1
Dele
Seven years ago
“You should grow it out.”
Phae’s words manage to penetrate the stupor I’ve been in for the last few hours. Silent. Only driving and weaving through the roads on autopilot. It’s the only thing I can do right now. Loose myself and not think. Because if I allow myself to think, I don’t know if I’m going to be able to hold myself together.
Because my best friend just tried to kill me. And then he almost killed his wife. And then I…
I shake my head and focus on Phae’s statement.
“Grow what out?”
“Your hair. You should grow it out.” Then Phae adds, “When we get to where we’re going, that is.” When I don’t say anything she continues, “And let the color grow out. Long hair, natural hair color, and trade in all those crop tops and ripped jeans for over-sized lounge shirts and tights? No one would recognize you.”
Adrian. Viper. He’d recognize me. It wouldn’t keep me hidden from him.
Phae continues, “I’m thinking of going super short. Some kind of spiky pixie cut. Dye it black. Or maybe your hair color. Something that’ll make me look edgy.”
“That’s pretty… drastic.”
“That’s the point,” Phae says, and then, despite everything, she grins.
It’s infectious, and I can’t help but smiling some. Count on Phae to always trying to find something to smile about.
She winces and runs a hand over her stomach.
“You okay?”
“Yeah. Just those false contractions again,” she says.
“You sure?”
She nods. “I’ve been having them for weeks now.”

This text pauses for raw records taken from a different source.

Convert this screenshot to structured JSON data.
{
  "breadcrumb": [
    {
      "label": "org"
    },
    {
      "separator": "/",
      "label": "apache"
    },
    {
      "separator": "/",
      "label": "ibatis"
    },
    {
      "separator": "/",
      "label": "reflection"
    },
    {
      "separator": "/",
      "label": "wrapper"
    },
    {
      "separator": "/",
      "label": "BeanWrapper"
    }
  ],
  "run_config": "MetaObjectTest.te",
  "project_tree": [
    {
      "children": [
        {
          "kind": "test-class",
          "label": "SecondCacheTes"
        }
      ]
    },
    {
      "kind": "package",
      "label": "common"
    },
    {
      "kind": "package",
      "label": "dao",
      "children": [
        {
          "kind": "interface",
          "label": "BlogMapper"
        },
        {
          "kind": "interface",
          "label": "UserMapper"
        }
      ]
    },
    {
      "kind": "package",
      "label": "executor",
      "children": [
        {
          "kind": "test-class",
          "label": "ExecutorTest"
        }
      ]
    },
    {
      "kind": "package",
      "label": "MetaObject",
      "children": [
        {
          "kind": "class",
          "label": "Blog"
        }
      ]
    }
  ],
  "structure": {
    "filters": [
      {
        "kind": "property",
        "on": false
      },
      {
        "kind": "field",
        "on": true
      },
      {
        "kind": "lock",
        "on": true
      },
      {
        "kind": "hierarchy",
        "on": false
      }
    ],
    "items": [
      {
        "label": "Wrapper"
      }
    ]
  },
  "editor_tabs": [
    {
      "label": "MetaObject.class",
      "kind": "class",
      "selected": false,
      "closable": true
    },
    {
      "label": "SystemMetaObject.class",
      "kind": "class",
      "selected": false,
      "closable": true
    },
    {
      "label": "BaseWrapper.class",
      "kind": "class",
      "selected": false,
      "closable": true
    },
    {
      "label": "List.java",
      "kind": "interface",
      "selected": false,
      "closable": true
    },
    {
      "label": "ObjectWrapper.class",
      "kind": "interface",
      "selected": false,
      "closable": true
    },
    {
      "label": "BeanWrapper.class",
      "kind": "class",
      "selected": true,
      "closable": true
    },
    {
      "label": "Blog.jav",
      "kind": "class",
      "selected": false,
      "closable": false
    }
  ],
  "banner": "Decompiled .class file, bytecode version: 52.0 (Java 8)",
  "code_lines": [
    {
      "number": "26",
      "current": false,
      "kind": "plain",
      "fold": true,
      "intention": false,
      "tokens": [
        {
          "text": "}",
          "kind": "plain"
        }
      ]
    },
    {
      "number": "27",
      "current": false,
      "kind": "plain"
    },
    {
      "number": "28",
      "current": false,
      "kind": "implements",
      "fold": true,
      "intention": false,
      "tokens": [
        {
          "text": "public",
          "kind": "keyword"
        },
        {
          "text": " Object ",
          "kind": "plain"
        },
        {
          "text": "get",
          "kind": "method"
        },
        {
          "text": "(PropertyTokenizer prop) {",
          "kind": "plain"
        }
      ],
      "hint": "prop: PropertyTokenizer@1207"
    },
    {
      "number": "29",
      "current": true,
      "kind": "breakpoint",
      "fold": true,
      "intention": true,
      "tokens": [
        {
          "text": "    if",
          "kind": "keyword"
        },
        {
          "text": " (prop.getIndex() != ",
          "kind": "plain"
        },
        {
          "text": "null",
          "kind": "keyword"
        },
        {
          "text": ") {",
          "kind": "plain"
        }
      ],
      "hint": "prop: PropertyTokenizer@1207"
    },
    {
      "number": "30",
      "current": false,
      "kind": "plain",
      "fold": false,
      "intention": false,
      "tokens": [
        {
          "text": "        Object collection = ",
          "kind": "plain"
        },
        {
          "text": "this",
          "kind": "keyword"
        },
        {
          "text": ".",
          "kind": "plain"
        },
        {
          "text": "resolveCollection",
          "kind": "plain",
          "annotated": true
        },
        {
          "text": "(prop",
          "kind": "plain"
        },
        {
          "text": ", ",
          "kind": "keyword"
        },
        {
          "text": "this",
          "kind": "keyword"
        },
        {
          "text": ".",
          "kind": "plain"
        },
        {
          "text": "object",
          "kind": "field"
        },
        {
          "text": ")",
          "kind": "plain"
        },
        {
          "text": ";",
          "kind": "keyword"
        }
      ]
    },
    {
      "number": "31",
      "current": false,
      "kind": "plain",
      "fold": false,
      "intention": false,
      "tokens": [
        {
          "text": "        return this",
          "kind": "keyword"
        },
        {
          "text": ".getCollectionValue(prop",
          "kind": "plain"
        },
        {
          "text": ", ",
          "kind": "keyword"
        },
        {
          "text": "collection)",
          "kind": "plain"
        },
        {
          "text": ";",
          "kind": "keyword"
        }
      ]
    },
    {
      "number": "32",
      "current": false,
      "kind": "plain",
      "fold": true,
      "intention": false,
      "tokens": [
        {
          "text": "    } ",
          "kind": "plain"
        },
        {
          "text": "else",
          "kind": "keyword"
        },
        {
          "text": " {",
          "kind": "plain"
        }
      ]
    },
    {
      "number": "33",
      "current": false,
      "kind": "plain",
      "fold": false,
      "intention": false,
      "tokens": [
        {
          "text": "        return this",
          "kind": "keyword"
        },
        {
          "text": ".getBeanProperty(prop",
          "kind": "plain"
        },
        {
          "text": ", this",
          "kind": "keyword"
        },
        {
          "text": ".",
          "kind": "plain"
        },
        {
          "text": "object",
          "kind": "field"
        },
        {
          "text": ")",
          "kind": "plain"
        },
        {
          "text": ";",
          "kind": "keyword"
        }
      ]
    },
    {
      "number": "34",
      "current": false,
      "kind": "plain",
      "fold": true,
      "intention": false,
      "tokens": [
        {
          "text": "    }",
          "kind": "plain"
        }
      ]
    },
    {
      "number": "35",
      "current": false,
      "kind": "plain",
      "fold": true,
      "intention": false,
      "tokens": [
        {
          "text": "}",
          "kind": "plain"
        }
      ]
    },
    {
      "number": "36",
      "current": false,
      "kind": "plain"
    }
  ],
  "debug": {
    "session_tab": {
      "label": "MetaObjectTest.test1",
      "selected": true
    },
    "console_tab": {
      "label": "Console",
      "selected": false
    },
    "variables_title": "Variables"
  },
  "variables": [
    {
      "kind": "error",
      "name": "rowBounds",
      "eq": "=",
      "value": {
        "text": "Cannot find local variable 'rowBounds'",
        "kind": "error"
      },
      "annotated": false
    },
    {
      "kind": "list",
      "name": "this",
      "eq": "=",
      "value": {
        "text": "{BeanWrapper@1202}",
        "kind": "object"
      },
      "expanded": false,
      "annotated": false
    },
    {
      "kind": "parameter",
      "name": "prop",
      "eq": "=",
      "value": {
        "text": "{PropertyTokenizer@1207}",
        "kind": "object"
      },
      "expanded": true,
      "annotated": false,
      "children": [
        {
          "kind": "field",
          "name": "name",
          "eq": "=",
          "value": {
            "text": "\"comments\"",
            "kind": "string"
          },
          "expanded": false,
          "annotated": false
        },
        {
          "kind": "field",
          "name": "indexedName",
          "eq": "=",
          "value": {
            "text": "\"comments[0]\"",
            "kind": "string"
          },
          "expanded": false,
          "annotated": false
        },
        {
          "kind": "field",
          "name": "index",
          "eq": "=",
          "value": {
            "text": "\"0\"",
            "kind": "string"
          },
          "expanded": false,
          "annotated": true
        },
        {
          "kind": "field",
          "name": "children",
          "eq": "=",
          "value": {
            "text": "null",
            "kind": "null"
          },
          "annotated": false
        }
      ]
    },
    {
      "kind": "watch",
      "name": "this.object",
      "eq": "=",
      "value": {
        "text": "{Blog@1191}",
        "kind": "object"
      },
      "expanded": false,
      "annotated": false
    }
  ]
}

We fall back into silence. But unlike before, I can’t take myself back into that faraway place that’s not reality. Where I don’t have to think about everything else that’s happened in the last 12 hours. Where my mind doesn’t replay over and over that—
“What are you planning to name them?”
Phae’s grin turns into soft smile as she caresses her belly. “The boy is Leon and the girl is Lady.”
I frown.
“Go ahead and say it,” she says with a roll of her eyes. “I know you have something to say.”
I start with the easiest question.
“Not going with anything from your Italian heritage?”
Phae scowls at that. “The further away from my Italian heritage that my children can get the better.”
Phae has never made it any secret that she hates anything to do with her family. Particular despising the business they’re involved in. Specifically, organized crime. It’s why she ran away, changed her name to Phaedra, after her love of Greek mythology, and has pretty much dedicated her life to taking down mobsters and crime lords through the power of her journalism. Much to her family’s chagrin, if what little Adrian told me about it is true.
I grip tightly onto the steering wheel. Did he always invade my every thought before now? Or does it just seem that way because of… everything.
“Lady?” I ask. “I just know there’s something about that.”